Teixeira dos Santos sublinha que a situação orçamental do país “é delicada” e que é “duvidoso” que se atinja a meta para este ano (défice de 2,7%) e que, por isso, o novo Governo deve fazer esforços desde o primeiro minuto. Já quanto à meta do défice para o próximo ano (1,8%) considera-a “muito ambiciosa” e defende que seja revista. “O novo Governo terá que ponderar isso”, avisa.

Teixeira dos Santos, por sinal, era ministro das Finanças na última vez em que Portugal foi gerido por duodécimos. As eleições legislativas de 2009 – em que Sócrates perdeu a maioria absoluta – foram em outubro e isso fez atrasar a entrega do Orçamento do Estado para 2010. Este só entrou em vigor em abril.

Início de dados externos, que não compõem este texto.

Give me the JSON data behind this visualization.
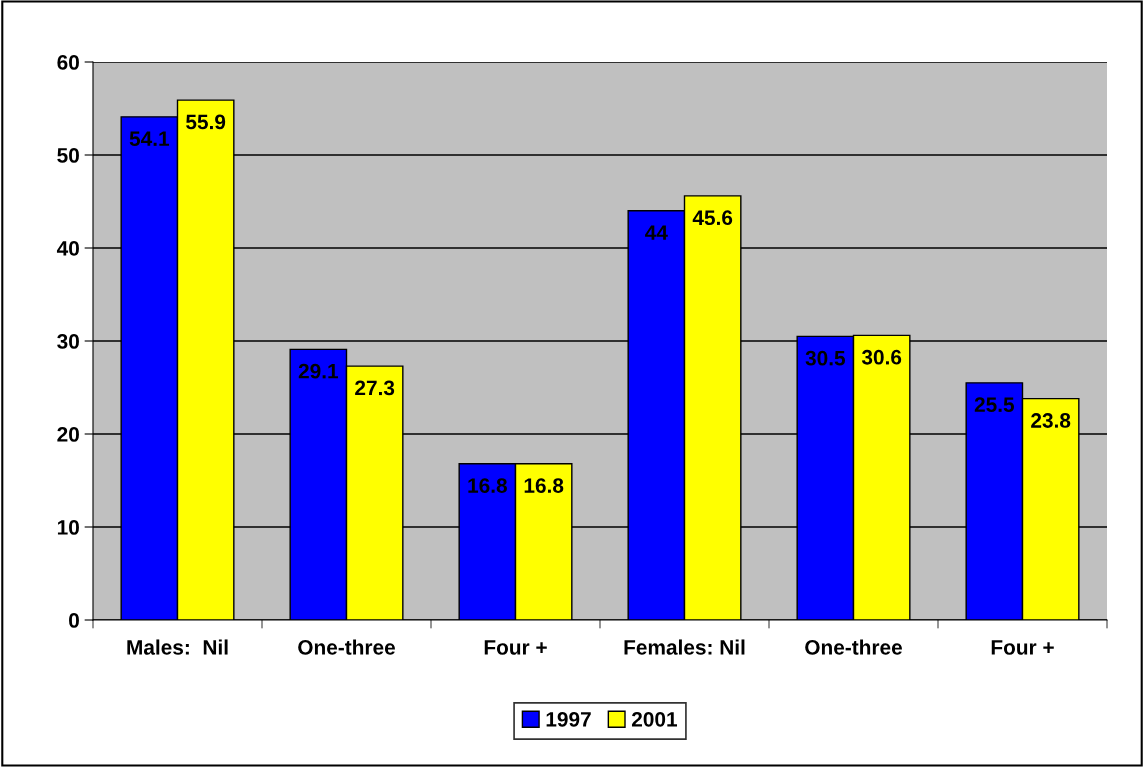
{
  "chart_data": {
    "type": "bar",
    "categories": [
      "Males:  Nil",
      "One-three",
      "Four +",
      "Females: Nil",
      "One-three",
      "Four +"
    ],
    "series": [
      {
        "name": "1997",
        "color": "#0000ff",
        "values": [
          54.1,
          29.1,
          16.8,
          44,
          30.5,
          25.5
        ]
      },
      {
        "name": "2001",
        "color": "#ffff00",
        "values": [
          55.9,
          27.3,
          16.8,
          45.6,
          30.6,
          23.8
        ]
      }
    ],
    "ylim": [
      0,
      60
    ],
    "yticks": [
      0,
      10,
      20,
      30,
      40,
      50,
      60
    ],
    "grid": "y",
    "legend": "bottom",
    "data_labels": true
  }
}
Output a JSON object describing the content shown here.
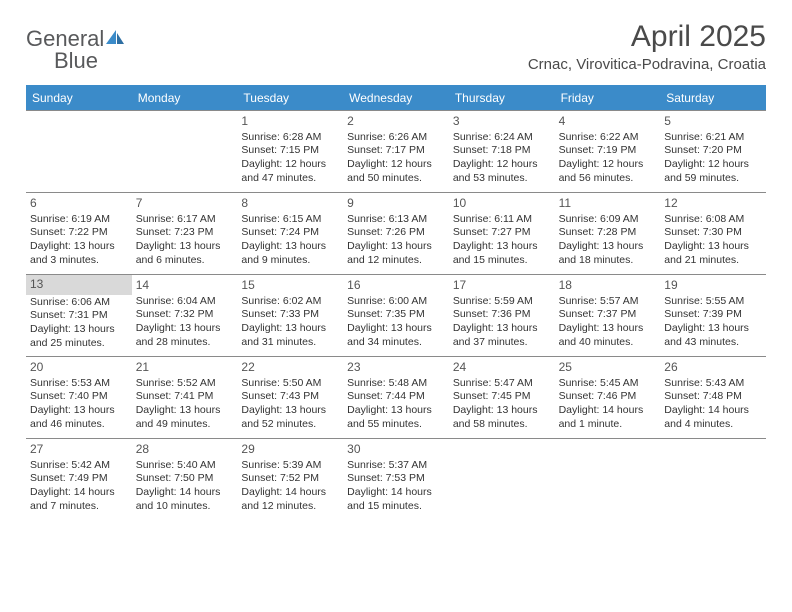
{
  "brand": {
    "word1": "General",
    "word2": "Blue"
  },
  "title": "April 2025",
  "location": "Crnac, Virovitica-Podravina, Croatia",
  "colors": {
    "header_bg": "#3b8bc9",
    "header_text": "#ffffff",
    "border": "#8a8a8a",
    "text": "#333333",
    "title_text": "#4a4a4a",
    "shade": "#d9d9d9"
  },
  "fonts": {
    "title_size": 30,
    "subtitle_size": 15,
    "header_size": 12,
    "cell_size": 10.5
  },
  "day_headers": [
    "Sunday",
    "Monday",
    "Tuesday",
    "Wednesday",
    "Thursday",
    "Friday",
    "Saturday"
  ],
  "leading_blanks": 2,
  "days": [
    {
      "n": 1,
      "sunrise": "6:28 AM",
      "sunset": "7:15 PM",
      "daylight": "12 hours and 47 minutes."
    },
    {
      "n": 2,
      "sunrise": "6:26 AM",
      "sunset": "7:17 PM",
      "daylight": "12 hours and 50 minutes."
    },
    {
      "n": 3,
      "sunrise": "6:24 AM",
      "sunset": "7:18 PM",
      "daylight": "12 hours and 53 minutes."
    },
    {
      "n": 4,
      "sunrise": "6:22 AM",
      "sunset": "7:19 PM",
      "daylight": "12 hours and 56 minutes."
    },
    {
      "n": 5,
      "sunrise": "6:21 AM",
      "sunset": "7:20 PM",
      "daylight": "12 hours and 59 minutes."
    },
    {
      "n": 6,
      "sunrise": "6:19 AM",
      "sunset": "7:22 PM",
      "daylight": "13 hours and 3 minutes."
    },
    {
      "n": 7,
      "sunrise": "6:17 AM",
      "sunset": "7:23 PM",
      "daylight": "13 hours and 6 minutes."
    },
    {
      "n": 8,
      "sunrise": "6:15 AM",
      "sunset": "7:24 PM",
      "daylight": "13 hours and 9 minutes."
    },
    {
      "n": 9,
      "sunrise": "6:13 AM",
      "sunset": "7:26 PM",
      "daylight": "13 hours and 12 minutes."
    },
    {
      "n": 10,
      "sunrise": "6:11 AM",
      "sunset": "7:27 PM",
      "daylight": "13 hours and 15 minutes."
    },
    {
      "n": 11,
      "sunrise": "6:09 AM",
      "sunset": "7:28 PM",
      "daylight": "13 hours and 18 minutes."
    },
    {
      "n": 12,
      "sunrise": "6:08 AM",
      "sunset": "7:30 PM",
      "daylight": "13 hours and 21 minutes."
    },
    {
      "n": 13,
      "sunrise": "6:06 AM",
      "sunset": "7:31 PM",
      "daylight": "13 hours and 25 minutes.",
      "today": true
    },
    {
      "n": 14,
      "sunrise": "6:04 AM",
      "sunset": "7:32 PM",
      "daylight": "13 hours and 28 minutes."
    },
    {
      "n": 15,
      "sunrise": "6:02 AM",
      "sunset": "7:33 PM",
      "daylight": "13 hours and 31 minutes."
    },
    {
      "n": 16,
      "sunrise": "6:00 AM",
      "sunset": "7:35 PM",
      "daylight": "13 hours and 34 minutes."
    },
    {
      "n": 17,
      "sunrise": "5:59 AM",
      "sunset": "7:36 PM",
      "daylight": "13 hours and 37 minutes."
    },
    {
      "n": 18,
      "sunrise": "5:57 AM",
      "sunset": "7:37 PM",
      "daylight": "13 hours and 40 minutes."
    },
    {
      "n": 19,
      "sunrise": "5:55 AM",
      "sunset": "7:39 PM",
      "daylight": "13 hours and 43 minutes."
    },
    {
      "n": 20,
      "sunrise": "5:53 AM",
      "sunset": "7:40 PM",
      "daylight": "13 hours and 46 minutes."
    },
    {
      "n": 21,
      "sunrise": "5:52 AM",
      "sunset": "7:41 PM",
      "daylight": "13 hours and 49 minutes."
    },
    {
      "n": 22,
      "sunrise": "5:50 AM",
      "sunset": "7:43 PM",
      "daylight": "13 hours and 52 minutes."
    },
    {
      "n": 23,
      "sunrise": "5:48 AM",
      "sunset": "7:44 PM",
      "daylight": "13 hours and 55 minutes."
    },
    {
      "n": 24,
      "sunrise": "5:47 AM",
      "sunset": "7:45 PM",
      "daylight": "13 hours and 58 minutes."
    },
    {
      "n": 25,
      "sunrise": "5:45 AM",
      "sunset": "7:46 PM",
      "daylight": "14 hours and 1 minute."
    },
    {
      "n": 26,
      "sunrise": "5:43 AM",
      "sunset": "7:48 PM",
      "daylight": "14 hours and 4 minutes."
    },
    {
      "n": 27,
      "sunrise": "5:42 AM",
      "sunset": "7:49 PM",
      "daylight": "14 hours and 7 minutes."
    },
    {
      "n": 28,
      "sunrise": "5:40 AM",
      "sunset": "7:50 PM",
      "daylight": "14 hours and 10 minutes."
    },
    {
      "n": 29,
      "sunrise": "5:39 AM",
      "sunset": "7:52 PM",
      "daylight": "14 hours and 12 minutes."
    },
    {
      "n": 30,
      "sunrise": "5:37 AM",
      "sunset": "7:53 PM",
      "daylight": "14 hours and 15 minutes."
    }
  ],
  "labels": {
    "sunrise": "Sunrise:",
    "sunset": "Sunset:",
    "daylight": "Daylight:"
  }
}
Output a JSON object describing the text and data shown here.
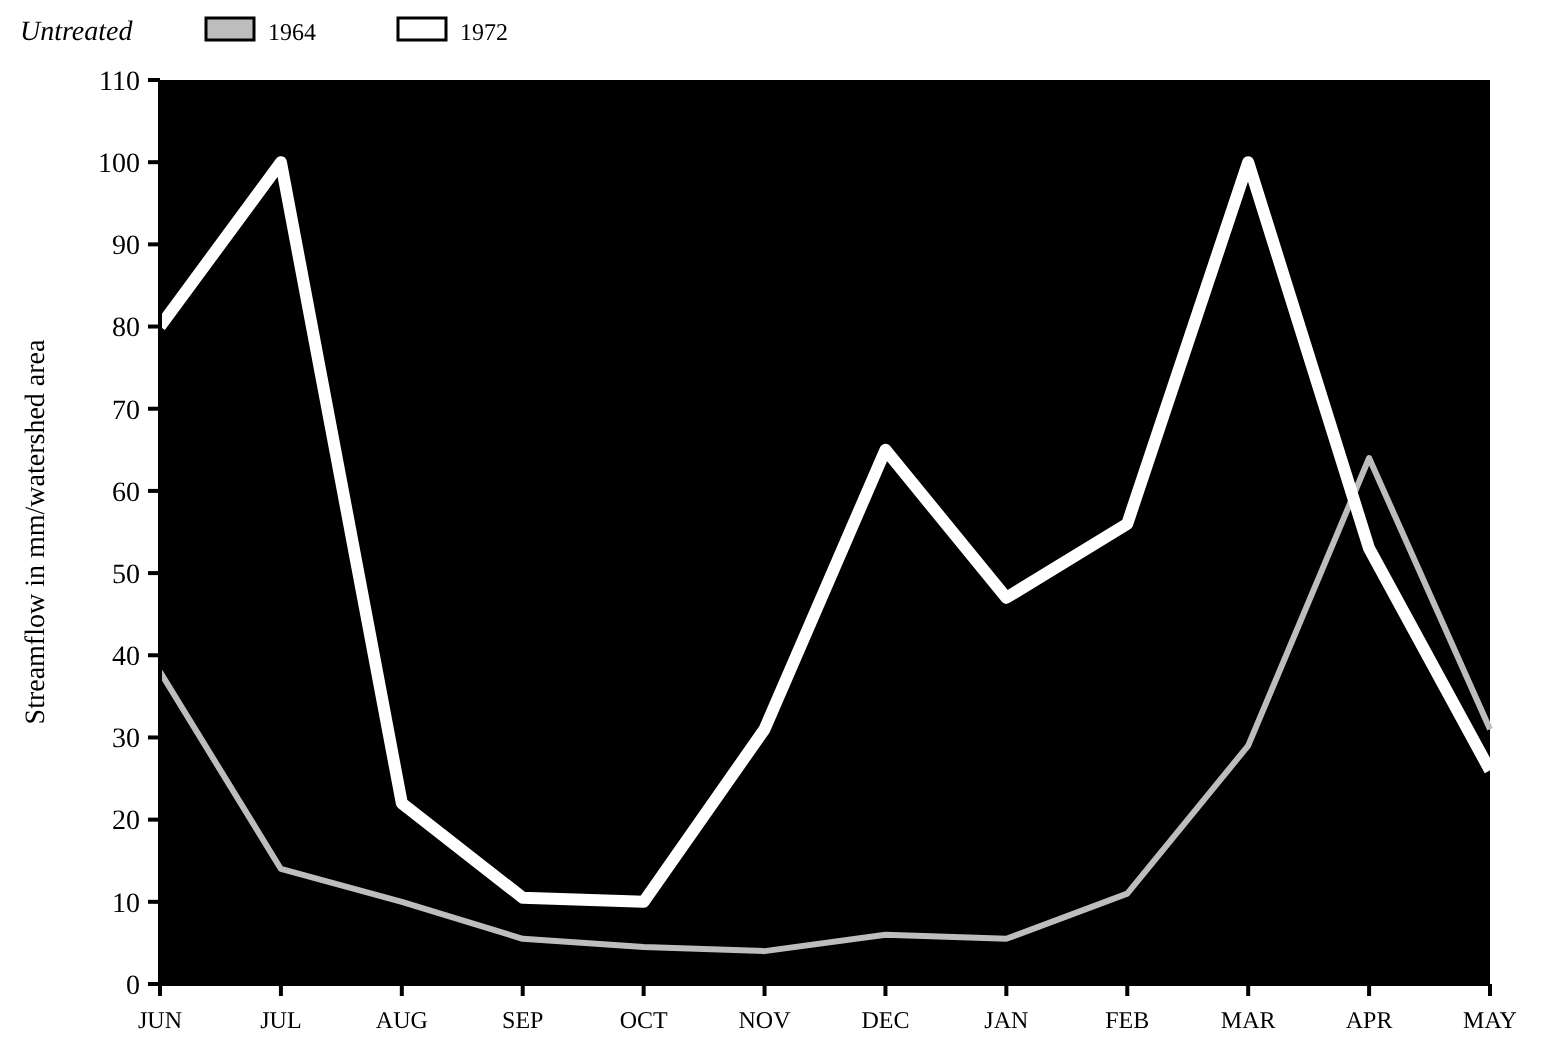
{
  "chart_data": {
    "type": "line",
    "ylabel": "Streamflow in mm/watershed area",
    "legend_title": "Untreated",
    "legend": "top left",
    "categories": [
      "JUN",
      "JUL",
      "AUG",
      "SEP",
      "OCT",
      "NOV",
      "DEC",
      "JAN",
      "FEB",
      "MAR",
      "APR",
      "MAY"
    ],
    "series": [
      {
        "name": "1964",
        "color": "#bdbdbd",
        "values": [
          38,
          14,
          10,
          5.5,
          4.5,
          4,
          6,
          5.5,
          11,
          29,
          64,
          31
        ]
      },
      {
        "name": "1972",
        "color": "#ffffff",
        "values": [
          80,
          100,
          22,
          10.5,
          10,
          31,
          65,
          47,
          56,
          100,
          53,
          26
        ]
      }
    ],
    "ylim": [
      0,
      110
    ],
    "yticks": [
      0,
      10,
      20,
      30,
      40,
      50,
      60,
      70,
      80,
      90,
      100,
      110
    ],
    "grid": false
  }
}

Nessa altura, no entanto, Portugal não tinha medidas extraordinárias como agora.

Não me recordo de qualquer problema em especial. O quadro era diferente porque não tínhamos regras orçamentais que tivessem um deadline para deixar de estar em vigor implicando encargos orçamentais como agora. A única questão que tínhamos era que, arrancando o novo ano, o plafond era o do ano anterior na base dos duodécimos”, lembra, considerando que os limites de despesa eram “adequados” para as necessidades da altura.